5 stage animation showing subtle frame changes, Chinese mantis Tenodera aridifolia sinensis on Amercian pokeweed Phytolacca americanaNow let’s take a look at how subtle changes in position work. This mantis was perched on a pokeweed plant, and I purposefully positioned myself to capture the budding flowers in the background as a framing element. Take a look at how the flowers offset the mantis, and how much of the underlying leaf is shown, and even how the antenna appears in the frame. I didn’t even change the lighting, nor shoot any horizontal formats for this, but still have a variety of appearances to choose from. Chances are there’s one you like better than the others, and it might not be the one that I like. While most of the blog and site reflect my own preferences, if you’re looking to sell your images, it’s better if you meet with your client’s preferences instead, and this might mean several different options. These are very subtle changes compared to what could have been done easily, but they illustrate how much of a difference such subtle changes produce.

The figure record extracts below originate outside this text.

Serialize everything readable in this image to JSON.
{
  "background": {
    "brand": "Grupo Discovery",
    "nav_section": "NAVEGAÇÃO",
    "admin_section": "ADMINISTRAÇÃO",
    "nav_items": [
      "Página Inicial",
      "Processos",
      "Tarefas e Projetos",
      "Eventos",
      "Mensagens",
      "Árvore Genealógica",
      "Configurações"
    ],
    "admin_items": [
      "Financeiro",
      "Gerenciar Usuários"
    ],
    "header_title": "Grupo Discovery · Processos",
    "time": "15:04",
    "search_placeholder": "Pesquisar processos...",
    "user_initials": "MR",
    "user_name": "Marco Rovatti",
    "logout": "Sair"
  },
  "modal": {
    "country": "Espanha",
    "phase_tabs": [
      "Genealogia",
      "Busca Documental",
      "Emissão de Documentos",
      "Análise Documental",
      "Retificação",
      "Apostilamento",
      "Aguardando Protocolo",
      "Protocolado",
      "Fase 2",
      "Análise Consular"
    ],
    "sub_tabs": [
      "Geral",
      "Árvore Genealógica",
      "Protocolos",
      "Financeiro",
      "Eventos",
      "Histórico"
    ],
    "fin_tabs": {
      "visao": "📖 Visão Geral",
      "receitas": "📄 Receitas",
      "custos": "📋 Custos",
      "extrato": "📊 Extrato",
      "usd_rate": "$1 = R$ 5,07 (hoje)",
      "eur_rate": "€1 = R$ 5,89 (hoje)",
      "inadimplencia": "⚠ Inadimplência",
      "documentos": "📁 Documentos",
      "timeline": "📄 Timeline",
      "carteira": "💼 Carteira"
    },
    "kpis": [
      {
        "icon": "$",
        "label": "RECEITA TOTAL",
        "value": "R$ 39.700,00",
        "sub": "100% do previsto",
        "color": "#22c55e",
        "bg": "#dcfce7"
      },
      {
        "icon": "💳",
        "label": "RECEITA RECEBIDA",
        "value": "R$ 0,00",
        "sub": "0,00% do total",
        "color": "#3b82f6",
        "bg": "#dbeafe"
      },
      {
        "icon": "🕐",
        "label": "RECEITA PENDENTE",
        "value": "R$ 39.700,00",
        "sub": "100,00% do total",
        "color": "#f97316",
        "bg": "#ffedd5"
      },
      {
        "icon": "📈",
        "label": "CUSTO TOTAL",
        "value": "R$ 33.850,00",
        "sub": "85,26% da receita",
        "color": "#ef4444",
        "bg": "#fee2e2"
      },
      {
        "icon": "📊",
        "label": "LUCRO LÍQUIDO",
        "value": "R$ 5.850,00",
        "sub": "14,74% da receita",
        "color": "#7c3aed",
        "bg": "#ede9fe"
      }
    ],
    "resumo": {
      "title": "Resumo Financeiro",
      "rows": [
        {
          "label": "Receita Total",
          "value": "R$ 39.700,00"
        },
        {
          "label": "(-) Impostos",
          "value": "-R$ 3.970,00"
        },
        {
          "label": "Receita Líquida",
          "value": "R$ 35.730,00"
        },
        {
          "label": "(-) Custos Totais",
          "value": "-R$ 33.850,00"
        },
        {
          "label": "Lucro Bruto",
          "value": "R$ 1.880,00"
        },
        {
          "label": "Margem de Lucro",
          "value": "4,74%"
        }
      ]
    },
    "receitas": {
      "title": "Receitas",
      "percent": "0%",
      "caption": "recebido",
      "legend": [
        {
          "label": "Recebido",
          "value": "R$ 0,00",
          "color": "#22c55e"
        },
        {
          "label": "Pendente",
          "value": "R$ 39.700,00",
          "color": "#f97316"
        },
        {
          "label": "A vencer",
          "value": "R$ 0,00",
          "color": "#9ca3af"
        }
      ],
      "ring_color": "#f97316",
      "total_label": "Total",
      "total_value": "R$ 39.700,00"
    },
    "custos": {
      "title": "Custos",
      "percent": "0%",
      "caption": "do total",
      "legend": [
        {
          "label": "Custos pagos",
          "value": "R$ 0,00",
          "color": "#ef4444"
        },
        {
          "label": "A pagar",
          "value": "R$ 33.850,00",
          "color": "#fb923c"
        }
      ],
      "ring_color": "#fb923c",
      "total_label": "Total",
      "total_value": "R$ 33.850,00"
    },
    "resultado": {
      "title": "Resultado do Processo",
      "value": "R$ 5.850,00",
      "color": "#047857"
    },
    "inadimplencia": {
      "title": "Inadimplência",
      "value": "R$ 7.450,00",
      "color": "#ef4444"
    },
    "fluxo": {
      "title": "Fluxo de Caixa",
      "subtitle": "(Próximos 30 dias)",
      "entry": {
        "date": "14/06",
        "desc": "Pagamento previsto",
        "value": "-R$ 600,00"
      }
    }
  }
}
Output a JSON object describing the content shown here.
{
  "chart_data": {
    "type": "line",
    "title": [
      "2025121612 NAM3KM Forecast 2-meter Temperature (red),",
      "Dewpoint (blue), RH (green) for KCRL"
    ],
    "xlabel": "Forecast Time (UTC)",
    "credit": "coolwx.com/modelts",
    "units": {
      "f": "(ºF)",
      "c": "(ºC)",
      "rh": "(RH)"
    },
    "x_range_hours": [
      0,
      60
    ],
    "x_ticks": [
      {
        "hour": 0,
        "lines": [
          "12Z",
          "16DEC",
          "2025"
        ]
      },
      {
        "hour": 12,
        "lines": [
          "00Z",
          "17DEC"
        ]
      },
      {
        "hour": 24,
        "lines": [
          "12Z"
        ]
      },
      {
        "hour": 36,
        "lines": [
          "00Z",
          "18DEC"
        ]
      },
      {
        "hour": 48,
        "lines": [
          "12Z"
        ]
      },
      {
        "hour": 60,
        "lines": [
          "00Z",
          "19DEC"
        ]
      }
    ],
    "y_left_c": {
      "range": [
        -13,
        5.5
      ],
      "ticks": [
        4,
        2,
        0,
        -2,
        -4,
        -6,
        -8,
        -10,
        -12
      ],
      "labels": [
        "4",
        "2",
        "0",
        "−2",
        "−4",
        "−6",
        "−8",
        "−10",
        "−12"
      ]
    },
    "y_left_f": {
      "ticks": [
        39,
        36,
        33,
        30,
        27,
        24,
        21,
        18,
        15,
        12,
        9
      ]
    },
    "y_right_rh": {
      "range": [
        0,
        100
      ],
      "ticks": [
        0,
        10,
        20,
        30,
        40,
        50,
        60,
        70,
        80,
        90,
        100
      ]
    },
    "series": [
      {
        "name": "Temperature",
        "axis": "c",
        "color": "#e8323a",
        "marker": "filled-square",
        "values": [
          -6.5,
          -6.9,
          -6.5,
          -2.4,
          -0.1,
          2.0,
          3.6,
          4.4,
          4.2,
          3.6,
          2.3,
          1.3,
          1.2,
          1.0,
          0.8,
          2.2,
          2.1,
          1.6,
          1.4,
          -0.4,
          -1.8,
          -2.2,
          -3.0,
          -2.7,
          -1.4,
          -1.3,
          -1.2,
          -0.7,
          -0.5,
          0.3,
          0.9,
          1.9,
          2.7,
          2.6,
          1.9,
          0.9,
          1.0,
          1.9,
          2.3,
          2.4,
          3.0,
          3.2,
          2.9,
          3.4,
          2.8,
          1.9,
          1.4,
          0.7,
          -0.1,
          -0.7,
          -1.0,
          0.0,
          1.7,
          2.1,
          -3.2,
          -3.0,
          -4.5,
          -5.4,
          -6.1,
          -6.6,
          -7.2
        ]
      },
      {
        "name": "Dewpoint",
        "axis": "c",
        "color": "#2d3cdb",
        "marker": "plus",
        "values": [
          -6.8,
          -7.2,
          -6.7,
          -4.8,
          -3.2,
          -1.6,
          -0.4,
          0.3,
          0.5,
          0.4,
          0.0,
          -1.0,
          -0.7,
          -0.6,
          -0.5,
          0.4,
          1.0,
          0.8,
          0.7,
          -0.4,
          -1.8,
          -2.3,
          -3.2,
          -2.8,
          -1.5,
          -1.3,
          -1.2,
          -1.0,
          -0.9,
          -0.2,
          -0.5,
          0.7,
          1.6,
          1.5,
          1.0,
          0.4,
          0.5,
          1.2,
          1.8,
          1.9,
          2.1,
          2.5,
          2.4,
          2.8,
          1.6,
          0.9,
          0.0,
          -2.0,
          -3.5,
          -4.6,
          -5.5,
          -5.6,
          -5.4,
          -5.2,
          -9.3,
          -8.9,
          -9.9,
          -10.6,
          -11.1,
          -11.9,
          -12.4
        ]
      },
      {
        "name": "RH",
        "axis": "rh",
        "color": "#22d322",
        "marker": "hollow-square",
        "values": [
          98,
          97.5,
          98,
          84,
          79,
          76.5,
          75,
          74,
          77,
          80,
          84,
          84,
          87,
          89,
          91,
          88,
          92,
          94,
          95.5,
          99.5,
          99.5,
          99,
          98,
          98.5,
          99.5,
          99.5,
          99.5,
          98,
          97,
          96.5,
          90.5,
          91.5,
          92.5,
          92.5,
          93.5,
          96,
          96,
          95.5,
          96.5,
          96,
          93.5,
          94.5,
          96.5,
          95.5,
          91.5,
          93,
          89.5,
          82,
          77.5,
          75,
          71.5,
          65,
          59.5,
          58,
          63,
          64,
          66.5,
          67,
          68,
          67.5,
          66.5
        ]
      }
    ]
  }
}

When using film, this could mean firing off half a roll or more on one subject, not counting the frames that were misses and simply discarded – but one sale offsets that easily. With digital of course, this becomes far less of an issue, or so it seems – the primary difference is storage space on hard drives (yes, plural – you are maintaining routine backups, right?) However, the upfront cost of digital bodies has to be factored in too, especially if the photographer is one who feels obligated to keep chasing every new upgrade that comes along – pointlessly, in my opinion. And the truth is, people often hose around the frames with digital, secure in the knowledge that “it doesn’t cost anything.” There’s nothing terribly wrong with this, though to excess it shortens the life of the camera body, but it may end up working better if you’re selective about making the image right the first time rather than counting on ‘the odds’ to produce a right one from a batch. With fleeting subjects, this increases your chances of having a useful image before the subject changes or vanishes.

So, yes, this means there’s a balance point, which is true for most of photography, and you’ll have to find that which works best for you. While you have to gauge your habits to your intended usage, my primary advice, is, take enough frames to get the shot you want, and most especially, to make the sale you’re after. And, ‘too many’ remains better than, ‘not enough.’